“Kobe became well-known worldwide after the opening of Hyogo Port (the current Kobe Port) to foreign trade in 1868. Hyogo Port had a natural bay good that provided excellent anchorage because it was located in the calm Seto Inland Sea. After the opening of the port, many Westerners arrived at Kobe, establishing a Foreigners’ Settlement. Through them, Western food, clothes, and entertainment found their way into Japanese culture, making Kobe one of the first cities in Japan to be introduced to foreign culture.
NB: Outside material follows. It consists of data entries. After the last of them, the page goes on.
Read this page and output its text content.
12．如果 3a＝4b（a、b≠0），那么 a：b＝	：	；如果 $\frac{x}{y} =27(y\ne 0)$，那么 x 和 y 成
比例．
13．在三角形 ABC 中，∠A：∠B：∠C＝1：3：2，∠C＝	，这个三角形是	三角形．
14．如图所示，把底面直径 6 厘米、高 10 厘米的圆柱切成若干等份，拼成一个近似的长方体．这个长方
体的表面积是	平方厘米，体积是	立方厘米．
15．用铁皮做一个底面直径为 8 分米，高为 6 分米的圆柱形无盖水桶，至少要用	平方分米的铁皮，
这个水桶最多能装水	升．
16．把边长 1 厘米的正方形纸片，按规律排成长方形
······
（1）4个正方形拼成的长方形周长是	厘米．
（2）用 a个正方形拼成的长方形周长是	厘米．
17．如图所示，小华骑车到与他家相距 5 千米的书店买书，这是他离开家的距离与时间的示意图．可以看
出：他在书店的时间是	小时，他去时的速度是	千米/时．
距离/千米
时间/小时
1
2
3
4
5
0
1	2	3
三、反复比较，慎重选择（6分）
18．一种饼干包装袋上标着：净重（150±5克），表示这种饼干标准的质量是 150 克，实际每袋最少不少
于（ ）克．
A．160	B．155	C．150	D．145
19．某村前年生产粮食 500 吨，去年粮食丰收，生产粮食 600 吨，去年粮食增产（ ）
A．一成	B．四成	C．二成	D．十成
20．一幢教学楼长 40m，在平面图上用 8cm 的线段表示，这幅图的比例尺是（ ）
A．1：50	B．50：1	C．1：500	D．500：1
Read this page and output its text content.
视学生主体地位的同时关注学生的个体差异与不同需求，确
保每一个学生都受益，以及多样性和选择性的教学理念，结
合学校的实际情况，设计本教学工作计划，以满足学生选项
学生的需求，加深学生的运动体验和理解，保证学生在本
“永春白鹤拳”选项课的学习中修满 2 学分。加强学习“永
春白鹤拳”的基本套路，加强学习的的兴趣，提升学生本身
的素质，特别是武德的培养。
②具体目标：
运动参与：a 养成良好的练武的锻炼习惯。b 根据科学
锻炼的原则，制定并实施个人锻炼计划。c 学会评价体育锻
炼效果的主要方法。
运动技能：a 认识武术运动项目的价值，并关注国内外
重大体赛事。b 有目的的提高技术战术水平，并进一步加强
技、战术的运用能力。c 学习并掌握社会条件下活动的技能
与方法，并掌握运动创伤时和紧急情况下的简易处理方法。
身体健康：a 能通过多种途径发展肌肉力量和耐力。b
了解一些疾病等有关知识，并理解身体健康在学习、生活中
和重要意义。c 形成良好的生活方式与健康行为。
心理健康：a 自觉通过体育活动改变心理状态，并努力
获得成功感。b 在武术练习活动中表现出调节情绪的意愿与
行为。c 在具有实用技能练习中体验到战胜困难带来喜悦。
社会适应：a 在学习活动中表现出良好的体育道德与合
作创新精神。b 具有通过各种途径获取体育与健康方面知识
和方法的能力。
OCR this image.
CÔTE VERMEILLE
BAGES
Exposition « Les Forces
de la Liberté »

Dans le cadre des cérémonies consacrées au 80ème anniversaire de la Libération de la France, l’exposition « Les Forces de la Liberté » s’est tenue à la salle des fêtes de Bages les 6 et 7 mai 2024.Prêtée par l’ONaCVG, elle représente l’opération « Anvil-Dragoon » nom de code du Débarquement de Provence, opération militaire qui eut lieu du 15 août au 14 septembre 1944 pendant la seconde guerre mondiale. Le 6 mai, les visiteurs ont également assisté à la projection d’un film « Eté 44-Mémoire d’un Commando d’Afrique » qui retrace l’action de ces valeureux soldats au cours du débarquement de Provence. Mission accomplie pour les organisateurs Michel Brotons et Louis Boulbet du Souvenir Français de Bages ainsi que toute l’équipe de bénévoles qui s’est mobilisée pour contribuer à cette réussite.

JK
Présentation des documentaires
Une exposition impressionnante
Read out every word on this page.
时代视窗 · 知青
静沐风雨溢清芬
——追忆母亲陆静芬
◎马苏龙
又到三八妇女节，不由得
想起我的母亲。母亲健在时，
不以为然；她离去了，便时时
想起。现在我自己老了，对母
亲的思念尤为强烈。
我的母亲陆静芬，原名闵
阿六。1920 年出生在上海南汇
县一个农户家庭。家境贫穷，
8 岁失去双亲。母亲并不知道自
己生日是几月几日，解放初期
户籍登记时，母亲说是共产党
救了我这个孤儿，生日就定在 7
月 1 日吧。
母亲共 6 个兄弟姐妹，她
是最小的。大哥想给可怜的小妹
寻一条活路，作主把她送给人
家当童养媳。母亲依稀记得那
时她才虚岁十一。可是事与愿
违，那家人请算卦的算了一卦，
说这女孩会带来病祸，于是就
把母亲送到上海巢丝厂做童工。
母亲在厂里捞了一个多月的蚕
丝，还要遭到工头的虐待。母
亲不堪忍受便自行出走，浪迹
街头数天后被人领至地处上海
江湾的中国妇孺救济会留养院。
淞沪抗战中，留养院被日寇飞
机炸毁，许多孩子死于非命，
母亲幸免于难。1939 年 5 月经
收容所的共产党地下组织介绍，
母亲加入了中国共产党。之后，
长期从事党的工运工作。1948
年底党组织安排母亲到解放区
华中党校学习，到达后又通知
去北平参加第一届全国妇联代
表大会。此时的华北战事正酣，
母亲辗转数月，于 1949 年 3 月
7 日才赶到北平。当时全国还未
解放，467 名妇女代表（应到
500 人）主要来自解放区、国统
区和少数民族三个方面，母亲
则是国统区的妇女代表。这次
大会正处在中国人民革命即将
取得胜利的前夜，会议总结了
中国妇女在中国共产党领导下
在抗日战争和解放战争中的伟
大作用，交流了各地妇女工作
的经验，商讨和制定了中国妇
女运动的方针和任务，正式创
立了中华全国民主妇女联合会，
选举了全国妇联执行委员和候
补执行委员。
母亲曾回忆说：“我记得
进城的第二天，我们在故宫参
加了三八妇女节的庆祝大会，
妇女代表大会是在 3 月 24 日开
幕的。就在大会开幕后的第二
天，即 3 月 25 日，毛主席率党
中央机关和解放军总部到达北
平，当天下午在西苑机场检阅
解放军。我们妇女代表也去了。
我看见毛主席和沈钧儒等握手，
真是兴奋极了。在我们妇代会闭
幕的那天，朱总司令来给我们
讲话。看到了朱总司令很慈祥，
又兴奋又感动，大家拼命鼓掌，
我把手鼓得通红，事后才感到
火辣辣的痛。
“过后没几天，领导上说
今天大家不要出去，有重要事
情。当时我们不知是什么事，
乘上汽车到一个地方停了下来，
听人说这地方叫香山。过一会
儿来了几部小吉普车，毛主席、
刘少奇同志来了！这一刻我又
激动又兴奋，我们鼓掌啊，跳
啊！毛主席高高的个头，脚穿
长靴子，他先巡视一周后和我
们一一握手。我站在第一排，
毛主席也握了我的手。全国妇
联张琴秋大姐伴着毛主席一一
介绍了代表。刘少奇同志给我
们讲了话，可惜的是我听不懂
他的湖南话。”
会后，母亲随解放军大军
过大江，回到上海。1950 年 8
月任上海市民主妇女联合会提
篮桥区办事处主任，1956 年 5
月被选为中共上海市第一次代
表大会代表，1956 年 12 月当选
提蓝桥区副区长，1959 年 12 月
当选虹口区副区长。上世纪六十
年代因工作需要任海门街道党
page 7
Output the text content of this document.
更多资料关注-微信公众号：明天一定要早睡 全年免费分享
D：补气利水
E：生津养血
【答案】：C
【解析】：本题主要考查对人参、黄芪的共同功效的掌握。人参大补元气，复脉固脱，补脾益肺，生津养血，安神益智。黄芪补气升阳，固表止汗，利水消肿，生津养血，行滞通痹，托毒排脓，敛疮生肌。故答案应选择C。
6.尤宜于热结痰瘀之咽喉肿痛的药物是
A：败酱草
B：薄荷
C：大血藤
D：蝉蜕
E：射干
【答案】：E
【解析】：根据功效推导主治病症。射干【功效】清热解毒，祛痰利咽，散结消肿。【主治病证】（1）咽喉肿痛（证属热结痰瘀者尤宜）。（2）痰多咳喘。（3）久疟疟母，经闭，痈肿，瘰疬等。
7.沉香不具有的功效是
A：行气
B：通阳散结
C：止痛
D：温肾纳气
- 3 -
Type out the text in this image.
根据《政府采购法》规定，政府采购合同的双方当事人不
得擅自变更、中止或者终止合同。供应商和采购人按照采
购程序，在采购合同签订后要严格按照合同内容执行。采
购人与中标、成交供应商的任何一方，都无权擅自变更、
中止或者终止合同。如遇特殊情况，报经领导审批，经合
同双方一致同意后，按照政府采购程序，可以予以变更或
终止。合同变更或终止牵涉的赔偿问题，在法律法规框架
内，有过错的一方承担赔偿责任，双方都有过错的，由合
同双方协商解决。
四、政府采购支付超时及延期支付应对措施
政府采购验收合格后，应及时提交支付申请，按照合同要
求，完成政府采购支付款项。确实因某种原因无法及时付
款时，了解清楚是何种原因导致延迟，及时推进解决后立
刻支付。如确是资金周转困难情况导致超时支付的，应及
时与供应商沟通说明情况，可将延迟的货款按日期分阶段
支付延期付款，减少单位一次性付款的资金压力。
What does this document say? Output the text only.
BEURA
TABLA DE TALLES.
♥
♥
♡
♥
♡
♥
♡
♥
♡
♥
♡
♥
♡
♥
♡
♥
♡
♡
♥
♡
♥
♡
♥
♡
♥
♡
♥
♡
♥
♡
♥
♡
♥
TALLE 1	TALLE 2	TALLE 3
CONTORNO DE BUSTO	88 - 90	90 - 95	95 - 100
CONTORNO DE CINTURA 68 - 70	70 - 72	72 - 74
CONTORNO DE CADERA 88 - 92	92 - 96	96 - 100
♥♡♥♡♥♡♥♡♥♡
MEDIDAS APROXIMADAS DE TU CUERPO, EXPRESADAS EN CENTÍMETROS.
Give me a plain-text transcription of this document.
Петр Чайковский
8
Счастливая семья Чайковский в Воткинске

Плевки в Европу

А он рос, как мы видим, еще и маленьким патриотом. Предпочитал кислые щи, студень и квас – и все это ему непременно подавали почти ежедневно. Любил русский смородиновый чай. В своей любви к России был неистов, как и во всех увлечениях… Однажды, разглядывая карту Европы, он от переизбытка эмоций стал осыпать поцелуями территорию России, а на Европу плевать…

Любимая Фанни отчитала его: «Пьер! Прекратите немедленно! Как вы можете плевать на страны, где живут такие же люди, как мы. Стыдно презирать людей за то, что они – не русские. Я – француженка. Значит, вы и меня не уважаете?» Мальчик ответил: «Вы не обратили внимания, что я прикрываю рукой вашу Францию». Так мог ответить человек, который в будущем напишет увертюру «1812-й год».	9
Kobe is also known as the birthplace of jazz and the cinema in Japan.
“In 1903 when Emperor Meiji came to the mountain for Kankanshiki, for a naval review ceremony, elementary school children lined up in the shape of an anchor (ikari) at Kuchiichiri, a triangulation station, on the side of the mountain waving the national flags to welcome the Emperor. Thereafter, the mountain was named ‘Mt. Ikari’ when memorable pine trees were planted on the marks of the anchor. Pine trees were also planted on a mountain next to Mt. Ikari, in shape of Shisho (‘city symbol’).
“Both Mt. Ikari and Shisho have been illuminating permanently generated by the solar and wind power, a fact which made them shine also after the Great Hanshin earthquake in 1995 when other power sources were interrupted. Both landmarks are therefore considered as lights of hope.”